The Philosophy Outreach Program is an after-school project designed to engage middle and high school students in philosophical discourse. A collaboration between the Philosophy and Education Program at Teachers College and the Department of Philosophy at Columbia University, the Program currently involves eight high schools in New York City. Its faculty sponsors are Professors David Hansen and Megan Laverty at TC, and Professors Philip Kitcher and Achille Varzi at Columbia. The Outreach Program’s teachers visit the schools in pairs, one student each from TC and Columbia, in order to engage middle and high school students in philosophical inquiry. Tim Ignaffo and Guillermo Marini, who are Philosophy and Education Ph.D. students and co-founders of the program, say that the collaboration between TC and Columbia has proved to be an exceptional opportunity for benefiting school communities.

In justifying the program, Guillermo points out that most high school students throughout Latin America and Europe study philosophy. These experiences have inspired many international students in TC’s Program of Philosophy and Education to pursue the field as a career. He wonders if this opportunity “happened to American students, what might it lead them to?”

The Philosophy Outreach Program believes that adolescents are in a wonderful place to begin studying philosophy, as the decisions many of them make at that age about life, self, work and college are closely related to universal questions addressed by philosophy. Tim Ignaffo, who is currently the coordinator of the Outreach Program, suggests that young people ask themselves difficult questions about life’s meaning and purpose. Providing students arguments and the vocabulary to discuss these questions can be very empowering. He also notes that at a certain point in these discussions a realization dawns that “the questions that are popping up in my head have been engaged by every generation.” Students’ testimonials about their enjoyment of philosophy have increased participation in the Program at every school. The Outreach Program’s teachers have also been invited to be guest lecturers in some of the high school classrooms, speaking, for example, to science and English classes.

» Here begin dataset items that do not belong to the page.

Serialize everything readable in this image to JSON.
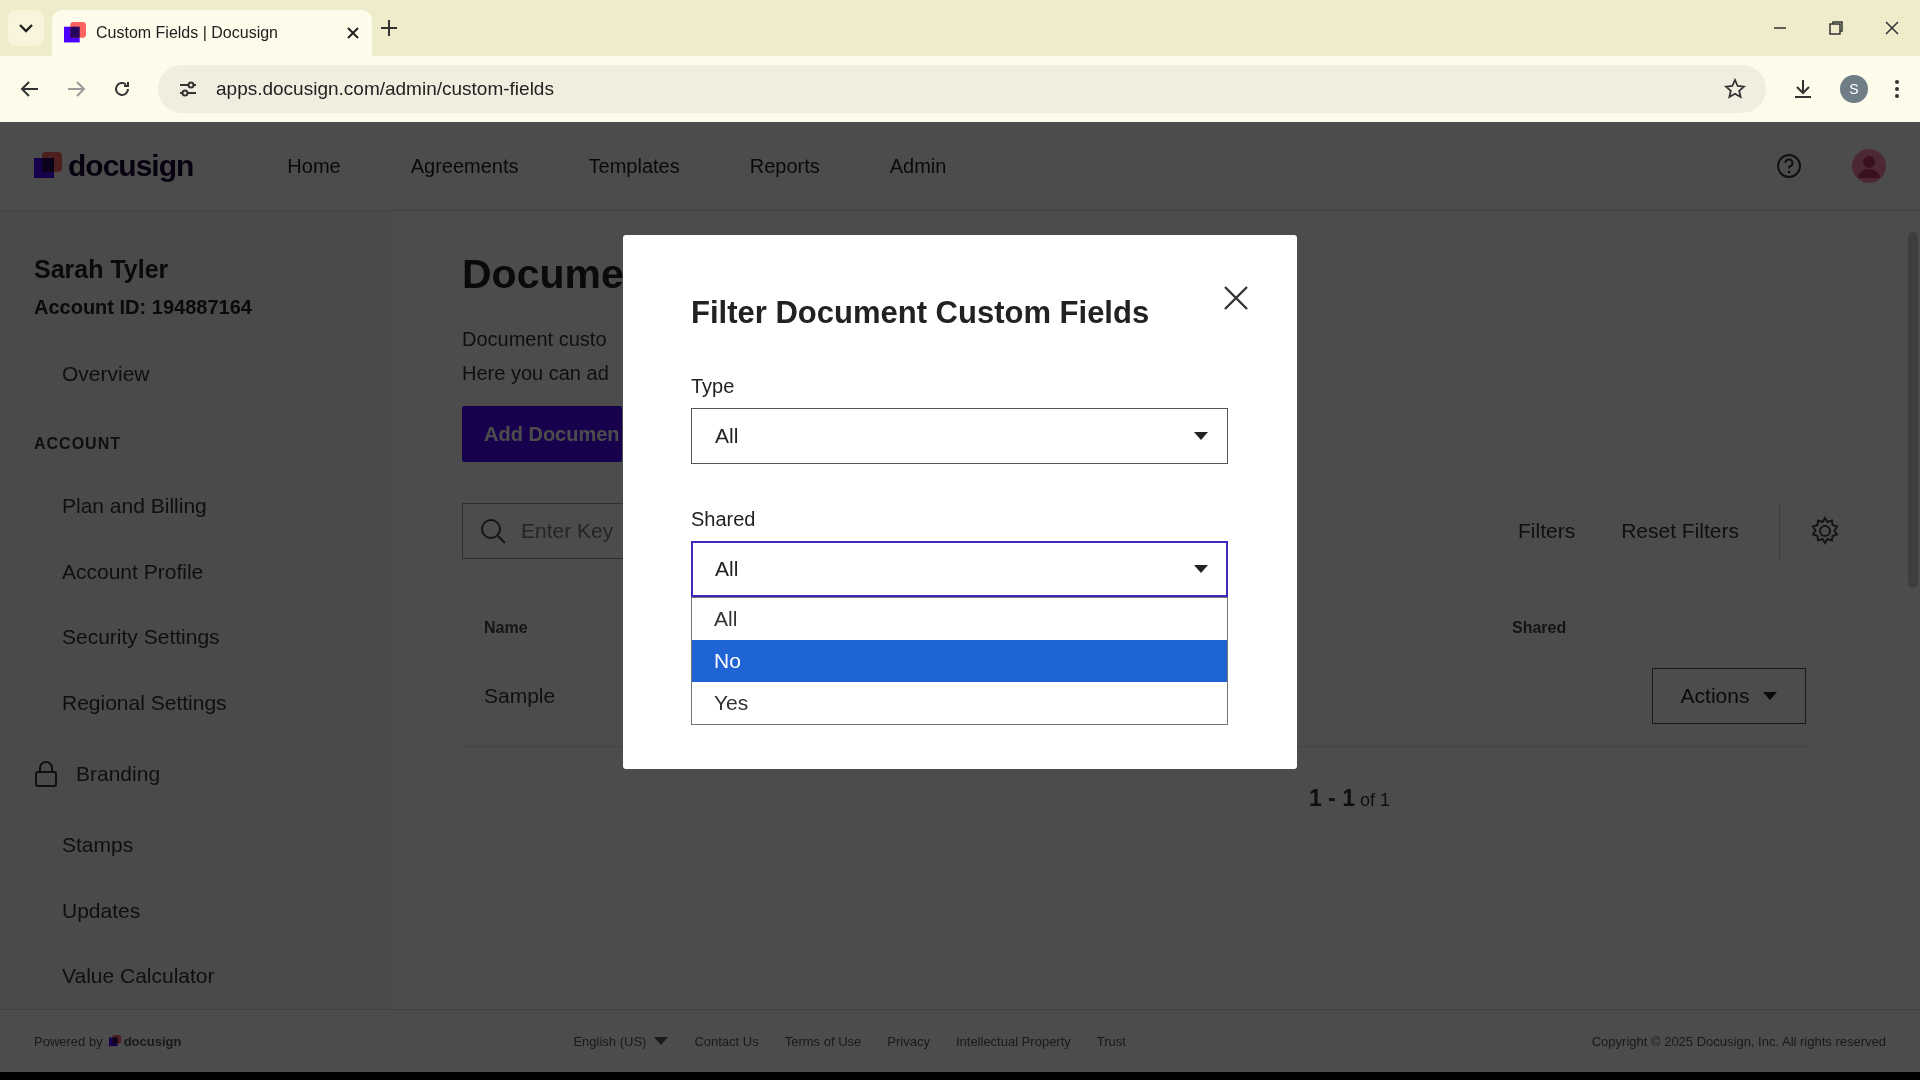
{
  "browser": {
    "tabs": [
      {
        "title": "Custom Fields | Docusign",
        "selected": true
      }
    ],
    "url": "apps.docusign.com/admin/custom-fields",
    "profile_initial": "S"
  },
  "header": {
    "logo": "docusign",
    "nav": [
      "Home",
      "Agreements",
      "Templates",
      "Reports",
      "Admin"
    ]
  },
  "sidebar": {
    "user_name": "Sarah Tyler",
    "account_id": "Account ID: 194887164",
    "items": [
      {
        "label": "Overview",
        "kind": "link"
      },
      {
        "label": "ACCOUNT",
        "kind": "section"
      },
      {
        "label": "Plan and Billing",
        "kind": "link"
      },
      {
        "label": "Account Profile",
        "kind": "link"
      },
      {
        "label": "Security Settings",
        "kind": "link"
      },
      {
        "label": "Regional Settings",
        "kind": "link"
      },
      {
        "label": "Branding",
        "kind": "locked"
      },
      {
        "label": "Stamps",
        "kind": "link"
      },
      {
        "label": "Updates",
        "kind": "link"
      },
      {
        "label": "Value Calculator",
        "kind": "link"
      }
    ]
  },
  "main": {
    "title": "Docume",
    "description": [
      "Document custo",
      "Here you can ad"
    ],
    "add_button": "Add Documen",
    "search": {
      "placeholder": "Enter Key"
    },
    "filters": [
      "Filters",
      "Reset Filters"
    ],
    "table": {
      "columns": [
        "Name",
        "Shared"
      ],
      "rows": [
        {
          "name": "Sample",
          "action": "Actions"
        }
      ]
    },
    "pagination": "**1 - 1** of 1"
  },
  "modal": {
    "title": "Filter Document Custom Fields",
    "fields": [
      {
        "label": "Type",
        "value": "All",
        "open": false
      },
      {
        "label": "Shared",
        "value": "All",
        "open": true,
        "options": [
          {
            "label": "All",
            "highlighted": false
          },
          {
            "label": "No",
            "highlighted": true
          },
          {
            "label": "Yes",
            "highlighted": false
          }
        ]
      }
    ]
  },
  "footer": {
    "powered_by": "Powered by",
    "logo": "docusign",
    "language": "English (US)",
    "links": [
      "Contact Us",
      "Terms of Use",
      "Privacy",
      "Intellectual Property",
      "Trust"
    ],
    "copyright": "Copyright © 2025 Docusign, Inc. All rights reserved"
  }
}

The Program is supported by recurring grants from The Squire Foundation, as well as from the Teaching Center at Columbia and the Arts and Humanities Department at TC. The Squire Foundation’s long-term goal is for U.S. schools to follow the European and Latin American example, making philosophy part of the core curriculum in all high schools. Though Guillermo and Tim appreciate that this goal is “extremely ambitious,” they note the recent adoption of philosophy as a required course in Ontario, Canada. To further their aims, the students in the Outreach Program are organizing a conference for this coming October, 2010, on teaching philosophy in schools.


Dr. S. L. Anderson said...

Drs. Hansen and Laverty are excellent people to be undertaking such a thing (and I can say nothing against the others, since I have not met them.) As one of the people in the forefront of the Ontario program, I can offer a few insights on the effect of Philosophy on adolescent learning.

Firstly, I would argue that it has an important corrective effect against the intellectually paralyzing relativism regnant in media and in our political discourse.

Secondly, I see it as providing important logical "tools" by which students can do all sorts of work they care about. And they do care -- in my experience, adolescents are not only *capable,* but actually *long* to undertake philosophical tasks of many kinds.

Lastly, I have found that teachers in many subjects tell me that they can quickly recognize students who are in, or who have been in the philosophy course, by the quality of their thought and the care they show in shaping their own views.

I would suggest that an after-school program is not going far enough; we ought to regard the promoting of philosophy in high schools as a general educational objective like literacy and numeracy.